As far as my recovery, I’m not quite 100%, but I’m getting there. I can eat soft foods now, which opens up many more options to please my variety-loving palate, but I still don’t have the energy or strength that I’m used to having. It doesn’t seem to affect my ability to sail too much, although I must admit that I haven’t been a very good cheerleader on this passage. We’ve had strong winds, big seas, and squalls right from the start. We’re flying along at over 6 knots using just the jib. It’s pretty rough compared to what we are used to here in the tropics — at times it feels like we’re getting tossed around like a mouse in the paws of a big cat. Not to mention that, as Dallas said, all of the time we’ve been spending on land lately has made us “soft”. Yesterday was the worst, as first days at sea usually are, but with this being the first leg of a very long passage to Madagascar, it seemed particularly overwhelming.

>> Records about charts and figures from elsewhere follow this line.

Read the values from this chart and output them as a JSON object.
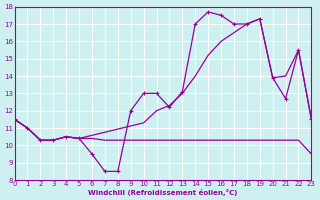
{
  "xlabel": "Windchill (Refroidissement éolien,°C)",
  "bg_color": "#cff0f0",
  "line_color": "#990099",
  "grid_color": "#ffffff",
  "xlim": [
    0,
    23
  ],
  "ylim": [
    8,
    18
  ],
  "xticks": [
    0,
    1,
    2,
    3,
    4,
    5,
    6,
    7,
    8,
    9,
    10,
    11,
    12,
    13,
    14,
    15,
    16,
    17,
    18,
    19,
    20,
    21,
    22,
    23
  ],
  "yticks": [
    8,
    9,
    10,
    11,
    12,
    13,
    14,
    15,
    16,
    17,
    18
  ],
  "line1_x": [
    0,
    1,
    2,
    3,
    4,
    5,
    6,
    7,
    8,
    9,
    10,
    11,
    12,
    13,
    14,
    15,
    16,
    17,
    18,
    19,
    20,
    21,
    22,
    23
  ],
  "line1_y": [
    11.5,
    11.0,
    10.3,
    10.3,
    10.5,
    10.4,
    9.5,
    8.5,
    8.5,
    12.0,
    13.0,
    13.0,
    12.2,
    13.1,
    17.0,
    17.7,
    17.5,
    17.0,
    17.0,
    17.3,
    13.9,
    12.7,
    15.5,
    11.5
  ],
  "line2_x": [
    0,
    1,
    2,
    3,
    4,
    5,
    10,
    11,
    12,
    13,
    14,
    15,
    16,
    17,
    18,
    19,
    20,
    21,
    22,
    23
  ],
  "line2_y": [
    11.5,
    11.0,
    10.3,
    10.3,
    10.5,
    10.4,
    11.3,
    12.0,
    12.3,
    13.0,
    14.0,
    15.2,
    16.0,
    16.5,
    17.0,
    17.3,
    13.9,
    14.0,
    15.5,
    11.5
  ],
  "line3_x": [
    0,
    1,
    2,
    3,
    4,
    5,
    6,
    7,
    8,
    9,
    10,
    11,
    12,
    13,
    14,
    15,
    16,
    17,
    18,
    19,
    20,
    21,
    22,
    23
  ],
  "line3_y": [
    11.5,
    11.0,
    10.3,
    10.3,
    10.5,
    10.4,
    10.4,
    10.3,
    10.3,
    10.3,
    10.3,
    10.3,
    10.3,
    10.3,
    10.3,
    10.3,
    10.3,
    10.3,
    10.3,
    10.3,
    10.3,
    10.3,
    10.3,
    9.5
  ]
}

At the marine museum in Fremantle, we watched an interview with Jon Sanders, the Aussie who circumnavigated three times non-stop, spending over 600 consecutive days at sea. When asked how he handled it mentally, he stated that he did not allow himself to think negatively, he just focused on the next milestone. Well, neither Dallas, who’s feeling a bit sick from all the motion, nor me were too enthusiastic yesterday, but we didn’t get too negative (Ok, I was borderline) and are having a much better time of it today. We just finished a nice dinner of salad and alfredo pasta and listened to some international news on the SSB radio. We’ve also changed course to get on the rhumb line to Cocos Keeling Island and now have the seas on our stern quarter rather than the beam, which is more comfortable. The rain has eased up, and it’s looking like it might be a relatively clear night.